Rejoignant les constats déjà établis
par l'Indicateur Chausson (lire l'article
JDN du 17/03/2004), l'Association française
des capital-investisseurs (lire l'article
JDN du 25/03/2004) et son équivalent au niveau
européen, l'EVCA, le rapport de Deloitte constate
qu'en 2003 les investissements en capital-risque ont fortement
reculé et que les opérations de buy-out ont
été privilégiées.
D'un point de vue plus général, Jean-Christophe
Dol, associé chez Deloitte Finance rappelle tout d'abord
que la France est le deuxième pays de destination des
investissements financiers, puisqu'elle concentre 20 %
des capitaux investis en Europe... des capitaux qui proviennent
à 70 % d'investisseurs étrangers.
Face
au Royaume-Uni, pays plutôt dynamique dans le domaine
du private equity, les investisseurs institutionnels français
n'allouent que 0,1 % de leurs actifs aux investissements
en capital, contre 0,4 % chez les anglais.
Quant
au capital-risque, si la France se place en première
position européenne en valeur de fonds levés
(un tiers du total soit 903 millions d'euros), et qu'en 2003,
"les réserves françaises ont été
évaluées à plus de deux ans d'investissements
contre une moyenne de 1,2 an au niveau européen"

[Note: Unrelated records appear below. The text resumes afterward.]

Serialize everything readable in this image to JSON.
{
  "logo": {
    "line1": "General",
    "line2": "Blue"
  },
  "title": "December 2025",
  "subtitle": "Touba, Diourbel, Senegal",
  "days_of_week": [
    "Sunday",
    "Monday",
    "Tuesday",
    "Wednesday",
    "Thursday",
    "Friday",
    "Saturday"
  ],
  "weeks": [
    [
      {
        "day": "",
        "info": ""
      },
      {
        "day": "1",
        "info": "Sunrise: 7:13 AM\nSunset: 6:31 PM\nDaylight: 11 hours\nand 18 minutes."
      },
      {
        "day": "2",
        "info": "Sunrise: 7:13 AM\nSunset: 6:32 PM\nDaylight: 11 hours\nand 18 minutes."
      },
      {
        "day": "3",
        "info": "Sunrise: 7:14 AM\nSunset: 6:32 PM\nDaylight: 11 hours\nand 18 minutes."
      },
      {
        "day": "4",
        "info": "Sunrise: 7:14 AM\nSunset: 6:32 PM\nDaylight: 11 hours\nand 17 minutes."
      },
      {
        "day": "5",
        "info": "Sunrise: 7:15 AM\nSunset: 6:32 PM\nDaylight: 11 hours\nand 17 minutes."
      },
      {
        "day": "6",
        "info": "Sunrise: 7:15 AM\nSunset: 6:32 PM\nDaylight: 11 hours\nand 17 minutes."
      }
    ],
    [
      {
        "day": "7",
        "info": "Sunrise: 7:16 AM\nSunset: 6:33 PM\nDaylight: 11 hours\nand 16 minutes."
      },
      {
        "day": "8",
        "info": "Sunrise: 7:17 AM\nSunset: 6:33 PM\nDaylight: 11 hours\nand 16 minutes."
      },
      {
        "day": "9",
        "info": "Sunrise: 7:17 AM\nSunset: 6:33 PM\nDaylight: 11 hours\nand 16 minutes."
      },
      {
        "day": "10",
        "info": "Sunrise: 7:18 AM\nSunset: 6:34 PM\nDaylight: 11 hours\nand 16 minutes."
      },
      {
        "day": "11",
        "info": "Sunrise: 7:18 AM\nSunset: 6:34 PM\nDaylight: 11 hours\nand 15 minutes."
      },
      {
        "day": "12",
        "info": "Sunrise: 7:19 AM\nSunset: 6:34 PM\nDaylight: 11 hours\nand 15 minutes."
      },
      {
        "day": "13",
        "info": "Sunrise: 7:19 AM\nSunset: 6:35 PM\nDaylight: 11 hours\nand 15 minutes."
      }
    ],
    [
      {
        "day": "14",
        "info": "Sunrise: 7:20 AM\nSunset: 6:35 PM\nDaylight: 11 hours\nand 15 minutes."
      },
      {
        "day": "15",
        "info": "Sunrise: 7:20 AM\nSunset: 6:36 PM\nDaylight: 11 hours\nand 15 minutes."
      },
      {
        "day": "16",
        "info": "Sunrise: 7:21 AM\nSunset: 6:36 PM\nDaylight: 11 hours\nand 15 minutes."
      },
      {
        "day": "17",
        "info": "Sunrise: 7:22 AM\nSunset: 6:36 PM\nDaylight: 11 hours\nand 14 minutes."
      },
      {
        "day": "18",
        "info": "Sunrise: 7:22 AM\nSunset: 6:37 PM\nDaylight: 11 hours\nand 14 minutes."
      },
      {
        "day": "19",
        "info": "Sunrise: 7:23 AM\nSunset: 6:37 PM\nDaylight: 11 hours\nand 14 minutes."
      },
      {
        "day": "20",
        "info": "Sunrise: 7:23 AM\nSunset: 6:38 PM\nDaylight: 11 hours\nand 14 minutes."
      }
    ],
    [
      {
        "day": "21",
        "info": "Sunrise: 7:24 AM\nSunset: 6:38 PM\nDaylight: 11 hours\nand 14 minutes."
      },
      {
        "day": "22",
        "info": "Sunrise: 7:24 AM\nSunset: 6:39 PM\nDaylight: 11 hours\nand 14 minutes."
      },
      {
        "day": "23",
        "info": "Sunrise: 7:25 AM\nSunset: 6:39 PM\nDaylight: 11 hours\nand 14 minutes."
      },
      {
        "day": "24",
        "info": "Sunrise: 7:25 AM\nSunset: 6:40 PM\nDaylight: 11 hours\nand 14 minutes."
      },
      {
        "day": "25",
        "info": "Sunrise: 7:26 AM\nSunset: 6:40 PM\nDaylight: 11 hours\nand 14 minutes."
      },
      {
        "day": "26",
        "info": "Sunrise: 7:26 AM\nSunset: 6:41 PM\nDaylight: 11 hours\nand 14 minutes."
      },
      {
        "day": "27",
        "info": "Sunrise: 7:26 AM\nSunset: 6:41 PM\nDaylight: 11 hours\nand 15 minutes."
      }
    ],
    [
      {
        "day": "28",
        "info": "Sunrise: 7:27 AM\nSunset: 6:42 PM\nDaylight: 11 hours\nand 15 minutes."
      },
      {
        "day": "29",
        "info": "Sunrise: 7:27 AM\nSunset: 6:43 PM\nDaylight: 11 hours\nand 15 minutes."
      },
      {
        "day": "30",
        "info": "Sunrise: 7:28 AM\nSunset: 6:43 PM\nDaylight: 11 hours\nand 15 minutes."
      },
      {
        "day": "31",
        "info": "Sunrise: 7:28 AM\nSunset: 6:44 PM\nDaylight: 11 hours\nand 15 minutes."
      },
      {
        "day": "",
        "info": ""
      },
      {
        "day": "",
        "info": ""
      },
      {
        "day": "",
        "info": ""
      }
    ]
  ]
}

a précisé Jean-Christophe Dol, citant des statistiques
de l'EVCA, le marché reste "convalescent".
10 % seulement de la totalité des fonds ont été
investis dans des opérations d'amorçage, en
2003, les investisseurs poursuivant leur logique d'amélioration
de leur TRI (taux de rendement interne) global en investissant de préférence dans des projets de développement.
Du côté des business angels, la France se révèle
nettement en retard par rapport au Royaume-Uni où ils
sont dix fois plus nombreux à investir (50 000 environ).
Rebondissant sur le constat d'un marché en mauvais
état, les sociétés de capital-risque
poursuivent leurs revendications auprès du gouvernement
sur les dispositions financières et juridiques qui
limitent leur champ d'action.
La Loi de Finance 2004 devrait y répondre en partie,
notamment par de nouveaux avantages fiscaux pour les "jeunes
entreprises innovantes" et leurs investisseurs, par la
hausse du plafond du Crédit impôt recherche (qui
élargit le périmètre d'éligibilité),
et enfin par la création de la SUIR ou société
unipersonnelle d'investissement à risque dont les caractéristiques
fiscales devraient être favorables aux FCPI.
Dans le
lot des dispositions à venir, l'associé de Deloitte
Finance cite la création du fonds de réserve
pour les retraites (FRR), la création des plans d'épargne
retraite populaire (PERP, loi Fillon) et des fonds d'investissement
de proximité (FIP, loi Dutreil) ; des mesures qui répondent
également à la demande des FCPI pour une plus
grande intégration du capital-investissement dans les
produits d'épargne populaire.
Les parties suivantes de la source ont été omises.